In this task, we want to tackle simple linear regression. More specifically, we want to predict the ideology of our respondents by their age because we assume that older respondents will hold more conservative viewpoints. The higher the values of the ideology variable, the more conservative the respondents are (coded from 1 ‘very liberal’ to 7 ‘very conservative’).

Research question: Do older U.S. Americans hold more conservative viewpoints than younger U.S. Americans?

To answer this question, prepare a visual inspection of this relationship without fitting a regression line. Can you recognize a relationship? What is its nature?

12.2 Task 2

Next, try to quantify the association using Pearson’s r. Interpret the result.

12.3 Task 3

Using your graph from Task 1, fit a regression line to your data points (Hint: You will need to load the ggpubr package). Interpret the parameters of the regression line.

12.4 Task 4

Run a linear model in R using the ideology and age variables.
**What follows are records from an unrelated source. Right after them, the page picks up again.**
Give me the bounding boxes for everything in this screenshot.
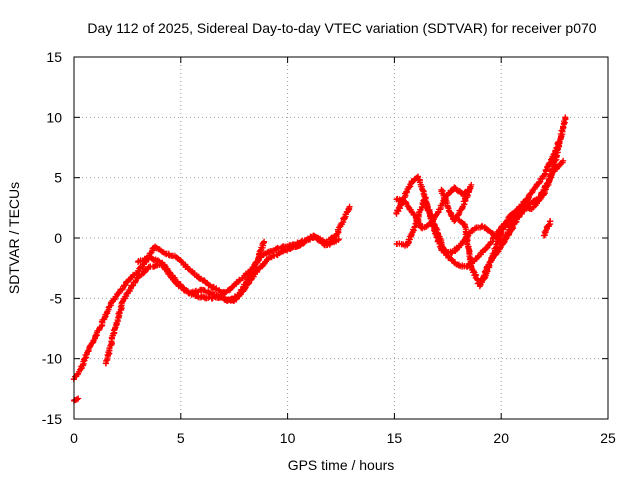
data-point xyxy=(461,201,468,208)
data-point xyxy=(547,171,554,178)
data-point xyxy=(512,219,519,226)
x-tick-label: 0 xyxy=(70,430,78,446)
x-tick-label: 5 xyxy=(177,430,185,446)
data-point xyxy=(542,227,549,234)
data-point xyxy=(467,183,474,190)
x-tick-label: 25 xyxy=(600,430,616,446)
y-tick-label: 10 xyxy=(46,109,62,125)
x-tick-label: 15 xyxy=(387,430,403,446)
y-tick-label: -10 xyxy=(42,351,62,367)
data-point xyxy=(116,310,123,317)
data-point xyxy=(341,214,348,221)
data-point xyxy=(472,256,479,263)
data-point xyxy=(85,347,92,354)
y-tick-label: -5 xyxy=(50,290,63,306)
data-point xyxy=(305,236,312,243)
data-point xyxy=(117,303,124,310)
data-point xyxy=(73,396,80,403)
x-tick-label: 10 xyxy=(280,430,296,446)
data-point xyxy=(546,218,553,225)
data-point xyxy=(471,225,478,232)
data-point xyxy=(261,259,268,266)
data-point xyxy=(498,241,505,248)
data-point xyxy=(508,226,515,233)
data-point xyxy=(411,224,418,231)
y-tick-label: 0 xyxy=(54,230,62,246)
data-point xyxy=(524,195,531,202)
y-tick-label: 5 xyxy=(54,170,62,186)
grid-lines xyxy=(74,57,608,419)
data-point xyxy=(108,299,115,306)
data-point xyxy=(111,296,118,303)
data-point xyxy=(487,228,494,235)
data-point xyxy=(260,239,267,246)
data-point xyxy=(406,184,413,191)
data-point xyxy=(426,208,433,215)
y-axis-label: SDTVAR / TECUs xyxy=(6,182,22,294)
x-axis-label: GPS time / hours xyxy=(288,457,395,473)
data-point xyxy=(103,357,110,364)
data-point xyxy=(536,194,543,201)
chart-title: Day 112 of 2025, Sidereal Day-to-day VTE… xyxy=(87,20,596,36)
data-point xyxy=(118,299,125,306)
data-point xyxy=(536,179,543,186)
data-points xyxy=(70,114,569,404)
data-point xyxy=(408,208,415,215)
axis-ticks: 0 5 10 15 20 25 -15 -10 -5 0 5 10 15 xyxy=(42,49,616,446)
x-tick-label: 20 xyxy=(493,430,509,446)
y-tick-label: 15 xyxy=(46,49,62,65)
data-point xyxy=(137,264,144,271)
data-point xyxy=(346,205,353,212)
data-point xyxy=(440,245,447,252)
data-point xyxy=(401,242,408,249)
data-point xyxy=(407,181,414,188)
data-point xyxy=(247,269,254,276)
data-point xyxy=(562,115,569,122)
data-point xyxy=(559,159,566,166)
y-tick-label: -15 xyxy=(42,411,62,427)
data-point xyxy=(335,237,342,244)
Interpret the results.

12.5 Task 5

Since age alone does not seem to be a good predictor of conservatism, we want to introduce other predictors into the model and run a Multiple Linear Regression. This means that we will predict the effect of age on conservatism while controlling for the effect of third variables. For example, the respondents’ gender (sex, 0 = female, 1 = male) and their party preference (partyid, 1 = Democrat, 2 = Independent, 3 = Republican) might be great predictors of conservatism.

Note: In a linear regression model, we can only include metric variables and variables that are binary coded (0/1). However, partyid is a categorical, i.e. factor variable, since Democrats are coded 1, Independents 2, and Republicans 3. Therefore, you need to mutate partyid and create two new binary variables democrat (0/1) and republican (0/1), where 1 indicates that the respondent identifies with that political party. (You don’t need to create a variable independent, since that information would be redundant: someone who has a value of 0 for both republican AND democrat MUST be an independent, so you can derive party preference with just two variables).

Then, run a multiple linear model that predicts ideology by sex, democrat, republican, and age. Interpret the results and the meaning of the age coefficient.

12.6 Task 6

Standardize all relevant variables and run the model again (note that binary variables shouldn’t be standardized). How does the interpretation of the age coefficient change?